Cuando la más joven de las cuatro mujeres se hubo ido, las tres señoras juntaron sus cabezas. La señora de Parells, enjuta, pecosa, con el cuello estriado de arrugas y la nariz huesuda y prominente, se puso a cuchichear.

– ¿No sabéis? Hace una semana la policía sorprendió a la de Rocagrossa en un hotel de tercera categoría con un marinero inglés.

– ¡Qué me dices! -exclamó la señora de Claudedeu.

– No lo creo -terció la señora de Savolta.

– Es seguro. Buscaban a un maleante o a un anarquista y allanaron todas las habitaciones. Cuando se los llevaban a la comisaría, la de Rocagrossa se identificó y pidió hablar por teléfono con su marido.

– ¡Qué cara más dura! ¡Parece imposible! -dijo la señora de Claudedeu-. ¿Y qué dijo él?

– Nada, ya veréis. La de Rocagrossa fue muy astuta. En vez de llamar a su marido, llamó a Cortabanyes y él la sacó del lío.

– ¿Y tú cómo lo sabes? -dijo la señora de Savolta-. ¿Te lo ha contado Cortabanyes?

– No, él no revelaría estas cosas. Son secreto profesional. Lo he sabido por otro conducto, pero es seguro -sentenció la señora de Parells.

– Es un escándalo de padre y muy señor mío -dijo la señora de Claudedeu.

– ¿Y el inglés? -preguntó la señora de Savolta.

– No se sabe nada. También le dejaron ir y se volvió a su barco, como gato escaldado, sin ganas de volver a las andadas. Era un individuo sin importancia: un fogonero o algo por el estilo.

– ¿Por qué haría esa mujer una cosa semejante? -reflexionó la señora de Savolta.

– Cosas de la vida, mujer -dijo la señora de Claudedeu-. Es joven y medio extranjera: Tienen otra forma de ser.

– Además -añadió la señora de Parells-, está lo de su marido, no sé si lo sabéis.

– ¿Rocagrossa? ¿Lluís Rocagrossa? Pues, ¿qué le pasa?

– ¿Cómo? ¿No estáis enteradas? Dicen que…, en fin, que si le gustan los hombres…

– ¡Hija! -dijo la señora de Claudedeu-. Cada día incluyes uno de nuevo en tu lista.

– ¿Qué le voy a hacer? Los calo a la primera.

– Ay, chicas -dijo la señora de Savolta-, no comprendo cómo os gusta hablar de estos temas tan escabrosos. A mí me dan asco estas cosas. No lo puedo remediar.

– Ni a mí tampoco me gustan, Rosa -protestó la señora de Parells-. Os lo cuento porque me lo acaban de contar, pero no para disfrutar con estas porquerías.

– Vamos de mal en peor -dijo la señora de Claudedeu.

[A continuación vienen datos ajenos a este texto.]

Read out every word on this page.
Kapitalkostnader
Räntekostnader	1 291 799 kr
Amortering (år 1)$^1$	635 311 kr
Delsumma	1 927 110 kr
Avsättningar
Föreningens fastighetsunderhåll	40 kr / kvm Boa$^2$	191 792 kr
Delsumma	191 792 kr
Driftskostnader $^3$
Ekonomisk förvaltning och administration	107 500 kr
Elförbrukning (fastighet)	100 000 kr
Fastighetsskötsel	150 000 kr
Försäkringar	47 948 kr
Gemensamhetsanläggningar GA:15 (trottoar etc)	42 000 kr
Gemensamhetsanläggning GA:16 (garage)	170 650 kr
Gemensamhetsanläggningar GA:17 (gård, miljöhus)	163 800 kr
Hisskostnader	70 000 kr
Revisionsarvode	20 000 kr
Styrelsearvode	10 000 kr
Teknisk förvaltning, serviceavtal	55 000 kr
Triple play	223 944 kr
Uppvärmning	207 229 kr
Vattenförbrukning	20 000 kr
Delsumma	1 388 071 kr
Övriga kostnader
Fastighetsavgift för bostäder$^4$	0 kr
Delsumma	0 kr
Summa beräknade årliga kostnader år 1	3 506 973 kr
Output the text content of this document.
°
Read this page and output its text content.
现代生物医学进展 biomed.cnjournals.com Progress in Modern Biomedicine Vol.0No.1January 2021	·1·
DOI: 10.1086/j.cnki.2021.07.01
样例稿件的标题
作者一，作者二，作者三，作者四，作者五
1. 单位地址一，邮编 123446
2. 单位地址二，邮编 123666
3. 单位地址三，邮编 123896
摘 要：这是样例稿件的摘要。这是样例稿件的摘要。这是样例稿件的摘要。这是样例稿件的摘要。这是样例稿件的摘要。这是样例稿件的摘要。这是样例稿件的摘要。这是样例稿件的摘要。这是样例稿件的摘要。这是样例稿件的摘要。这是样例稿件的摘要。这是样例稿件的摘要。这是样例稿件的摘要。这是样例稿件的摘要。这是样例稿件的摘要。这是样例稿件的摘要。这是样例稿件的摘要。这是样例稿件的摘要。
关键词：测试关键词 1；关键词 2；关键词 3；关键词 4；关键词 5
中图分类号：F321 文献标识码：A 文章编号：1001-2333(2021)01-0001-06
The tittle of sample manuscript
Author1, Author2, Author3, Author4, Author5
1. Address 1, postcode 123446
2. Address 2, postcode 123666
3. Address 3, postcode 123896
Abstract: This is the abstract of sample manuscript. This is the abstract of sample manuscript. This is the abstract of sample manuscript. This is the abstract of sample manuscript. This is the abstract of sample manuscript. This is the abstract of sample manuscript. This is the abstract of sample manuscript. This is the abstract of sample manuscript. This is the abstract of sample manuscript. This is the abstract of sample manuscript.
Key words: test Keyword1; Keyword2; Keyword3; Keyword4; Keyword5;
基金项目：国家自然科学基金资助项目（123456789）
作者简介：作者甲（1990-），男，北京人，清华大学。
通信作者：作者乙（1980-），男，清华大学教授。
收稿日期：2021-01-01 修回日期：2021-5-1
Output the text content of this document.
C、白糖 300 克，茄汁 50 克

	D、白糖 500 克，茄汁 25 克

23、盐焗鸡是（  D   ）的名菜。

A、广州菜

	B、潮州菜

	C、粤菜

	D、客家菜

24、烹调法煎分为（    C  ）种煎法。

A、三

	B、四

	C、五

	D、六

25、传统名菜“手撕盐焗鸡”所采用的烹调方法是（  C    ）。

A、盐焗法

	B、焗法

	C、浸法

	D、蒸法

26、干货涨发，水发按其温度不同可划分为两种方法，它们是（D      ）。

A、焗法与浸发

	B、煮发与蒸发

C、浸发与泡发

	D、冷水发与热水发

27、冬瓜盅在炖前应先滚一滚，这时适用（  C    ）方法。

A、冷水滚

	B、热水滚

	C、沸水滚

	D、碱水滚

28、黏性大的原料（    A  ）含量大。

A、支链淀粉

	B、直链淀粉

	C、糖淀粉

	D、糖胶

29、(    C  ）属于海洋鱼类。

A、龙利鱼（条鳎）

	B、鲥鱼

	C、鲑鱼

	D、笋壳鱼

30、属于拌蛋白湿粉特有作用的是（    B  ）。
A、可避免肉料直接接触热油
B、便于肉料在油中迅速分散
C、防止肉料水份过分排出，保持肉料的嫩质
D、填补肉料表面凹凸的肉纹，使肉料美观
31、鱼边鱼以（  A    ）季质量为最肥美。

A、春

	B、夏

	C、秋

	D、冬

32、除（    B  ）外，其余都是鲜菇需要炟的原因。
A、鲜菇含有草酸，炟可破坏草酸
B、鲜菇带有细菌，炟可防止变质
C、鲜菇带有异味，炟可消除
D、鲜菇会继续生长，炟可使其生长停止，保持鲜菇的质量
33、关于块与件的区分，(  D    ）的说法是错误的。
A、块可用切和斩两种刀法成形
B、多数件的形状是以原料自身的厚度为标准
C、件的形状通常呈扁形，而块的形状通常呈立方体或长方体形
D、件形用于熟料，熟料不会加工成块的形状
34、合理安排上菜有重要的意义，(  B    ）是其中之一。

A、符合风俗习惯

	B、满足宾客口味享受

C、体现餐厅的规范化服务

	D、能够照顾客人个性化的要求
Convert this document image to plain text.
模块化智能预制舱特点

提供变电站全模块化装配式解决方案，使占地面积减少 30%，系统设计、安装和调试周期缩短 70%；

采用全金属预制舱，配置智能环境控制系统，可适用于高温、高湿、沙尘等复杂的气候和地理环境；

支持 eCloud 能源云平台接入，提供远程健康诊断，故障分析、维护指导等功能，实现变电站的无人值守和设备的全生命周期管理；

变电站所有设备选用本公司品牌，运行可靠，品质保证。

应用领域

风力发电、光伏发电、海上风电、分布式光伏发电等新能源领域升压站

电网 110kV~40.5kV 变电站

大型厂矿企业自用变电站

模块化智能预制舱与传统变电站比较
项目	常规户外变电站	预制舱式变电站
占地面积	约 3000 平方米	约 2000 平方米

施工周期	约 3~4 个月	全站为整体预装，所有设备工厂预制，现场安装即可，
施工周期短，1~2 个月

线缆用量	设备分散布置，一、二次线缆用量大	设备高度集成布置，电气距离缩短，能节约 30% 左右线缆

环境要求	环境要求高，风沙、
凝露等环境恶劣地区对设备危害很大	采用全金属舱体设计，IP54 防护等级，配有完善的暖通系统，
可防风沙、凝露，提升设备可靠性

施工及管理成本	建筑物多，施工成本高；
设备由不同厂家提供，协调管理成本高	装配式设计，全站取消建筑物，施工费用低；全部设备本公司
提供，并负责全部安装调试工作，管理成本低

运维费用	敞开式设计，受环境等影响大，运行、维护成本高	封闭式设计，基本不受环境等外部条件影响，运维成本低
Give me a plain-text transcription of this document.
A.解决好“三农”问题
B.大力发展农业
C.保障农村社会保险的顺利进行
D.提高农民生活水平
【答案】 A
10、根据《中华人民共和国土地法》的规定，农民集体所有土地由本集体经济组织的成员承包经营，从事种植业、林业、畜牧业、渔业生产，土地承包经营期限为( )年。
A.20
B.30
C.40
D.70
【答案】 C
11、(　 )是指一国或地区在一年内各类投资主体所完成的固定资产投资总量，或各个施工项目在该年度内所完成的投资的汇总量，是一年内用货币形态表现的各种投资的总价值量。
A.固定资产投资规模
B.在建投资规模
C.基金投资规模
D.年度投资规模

…Y ahora debo retener el temblor de mis dedos y refrenar la indignación y el bochorno que siento dentro de mí para relatar del modo más escueto, objetivo y desapasionado, los hechos, los hechos desnudos que acontecieron aquella noche fatídica, pocos días antes de la fecha prevista y ansiada para llevar a cabo la tan esperada, necesaria y justa huelga.

En el curso del conflicto que acabo de describir se había destacado entre los obreros un hombre llamado Vicente Puentegarcía García, hombre de carácter levantado y austero, equilibrado y enérgico, de recta intención y clara inteligencia y, además, de una probidad a toda prueba. Pues bien, a eso de la una de la madrugada del día 27 de septiembre del corriente año, el citado Vicente Puentegarcía García regresaba a su domicilio, sito en la calle de la Independencia, en la barriada de San Martín, completamente tranquilo y muy ajeno al espantoso atentado de que iba a ser objeto pocos minutos más tarde. La noche era deliciosa, apacible. En el cielo puro, límpido, sereno y azulado brillaban tímidamente algunas estrellas, y la democrática calle de la Independencia se veía solitaria, quieta, silenciosa. La plácida quietud y el callado reposo de aquella barriada sólo eran turbados de vez en cuando por las fuertes pisadas del modesto vigilante nocturno, Ángel Peceira, al hacer el recorrido de la demarcación a su cargo, sin que él, ni nadie, pudiera sospechar el trágico drama que en la soledad misteriosa se estaba incubando y que en breve se iba a desarrollar con la más segura impunidad.